Look, in war times, we can plant potatoes in all our gardens and take our spare meadows. We don't need these farmers in peace time; we really don't. They are leeches.
Tiny little farms like that wouldn't be a huge amount of food. It's vastly inefficient compared to a huge factory farm and you can just summon up the tractors and watering infrastructure to properly run a farm.
Tell that to those who lived under the Soviet collective laws. They were allowed something like 1/2 acre to grow food for their families. Those little patches produced a significant amount of the food that wasn't grown on the collective farms.
Of course, a lot of that had to do with incentives....

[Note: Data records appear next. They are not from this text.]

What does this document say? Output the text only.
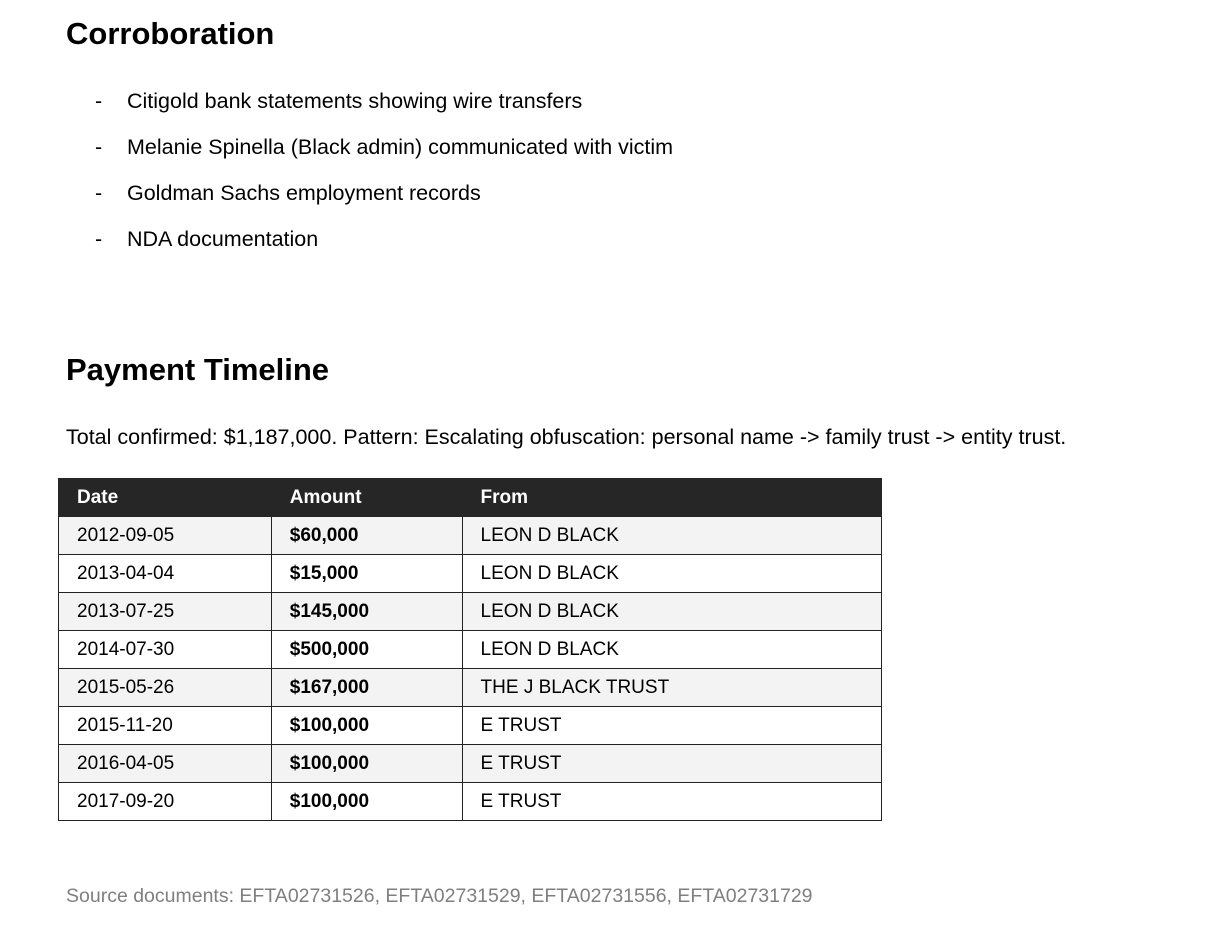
Corroboration
- Citigold bank statements showing wire transfers
- Melanie Spinella (Black admin) communicated with victim
- Goldman Sachs employment records
- NDA documentation
Payment Timeline

Total confirmed: $1,187,000. Pattern: Escalating obfuscation: personal name -> family trust -> entity trust.

Date	Amount	From
2012-09-05	$60,000	LEON D BLACK
2013-04-04	$15,000	LEON D BLACK
2013-07-25	$145,000	LEON D BLACK
2014-07-30	$500,000	LEON D BLACK
2015-05-26	$167,000	THE J BLACK TRUST
2015-11-20	$100,000	E TRUST
2016-04-05	$100,000	E TRUST
2017-09-20	$100,000	E TRUST

Source documents: EFTA02731526, EFTA02731529, EFTA02731556, EFTA02731729
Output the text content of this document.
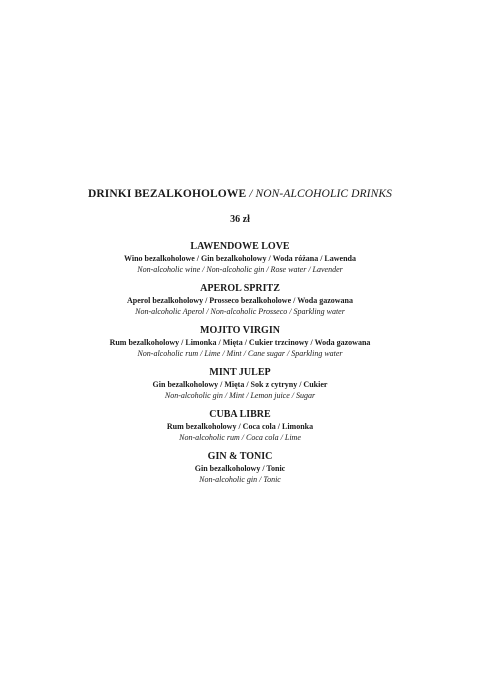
DRINKI BEZALKOHOLOWE / NON-ALCOHOLIC DRINKS
36 zł
LAWENDOWE LOVE
Wino bezalkoholowe / Gin bezalkoholowy / Woda różana / Lawenda
Non-alcoholic wine / Non-alcoholic gin / Rose water / Lavender
APEROL SPRITZ
Aperol bezalkoholowy / Prosseco bezalkoholowe / Woda gazowana
Non-alcoholic Aperol / Non-alcoholic Prosseco / Sparkling water
MOJITO VIRGIN
Rum bezalkoholowy / Limonka / Mięta / Cukier trzcinowy / Woda gazowana
Non-alcoholic rum / Lime / Mint / Cane sugar / Sparkling water
MINT JULEP
Gin bezalkoholowy / Mięta / Sok z cytryny / Cukier
Non-alcoholic gin / Mint / Lemon juice / Sugar
CUBA LIBRE
Rum bezalkoholowy / Coca cola / Limonka
Non-alcoholic rum / Coca cola / Lime
GIN & TONIC
Gin bezalkoholowy / Tonic
Non-alcoholic gin / Tonic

Oh you can totally feed your family with a half acre. If you're good at it you can feed several families.
If you only grow and eat potatoes, you can feed 7 people 2000 Calorie/day diets all year. That's the figure if you grow potatoes like big potato farmers. If you nurture the land and integrate other species taking advantage of differing growing seasons and do all you can to make perfect soil conditions, you can get a lot more out of it than potatoes every day for 7.
Some places can - if you have huge gardens and areas you're free to make use of. Many can't.
Norwegian farming policy is focused on maintaining near-independence in the food supply because the British embargo during the Napoleonic wars in the early 1800's is still seared in the collective consciousness. E.g. every Norwegian primary school child will go through the very long, very tedious poem "Terje Vigen" about a man who tried to evade the British embargo by taking a small boat to Denmark to get food to feed his starving family.
Starvation happened despite farming most of the available land.
The concern of local food production rose to prominence again during World War II, when German occupation meant strict rationing, which led to "fun" food innovation such as flour substitute made from bark, as growing vegetables etc. in your back garden simply doesn't produce enough for most people to sustain a family.
That's not the only reason for Norwegian farming policy. Another is to ensure that non-industrial areas and areas where it is simply difficult to live do not become entirely depopulated. I live and work and pay tax in Norway and I am quite happy with the basic principle that the country should produce most of its own food; it helps to reduce the tendency to race to the bottom of the market and, if done well, promotes pride in quality. Of course it is not easy to export the Norwegian experience to a much larger country like the US with a different political system and much higher concentration of ownership of the farms and also difficult to export it to a smaller much more densely populated country like the UK. But that doesn't mean it wouldn't be worth trying to learn from it.
Don't mistake me, I'm not claiming that Norwegian farming policy is perfect, merely that it does seem to work at the moment.
There's a full English translation here [1] with details on Ibsens likely sources of inspiration, if you want to read it. It feels a lot longer when you're 9-10 years old...
But here's a summary of the end:
He is released from prison at the end of the Napoleonic wars, and comes home to find his wife and child died while he was in prison, and were buried in a paupers grave.
Years later he comes across a ship in distress and it is the captain of the British ship that caught him, with his family. He threatens revenge, but on picking up the child changes his mind and saves all of them.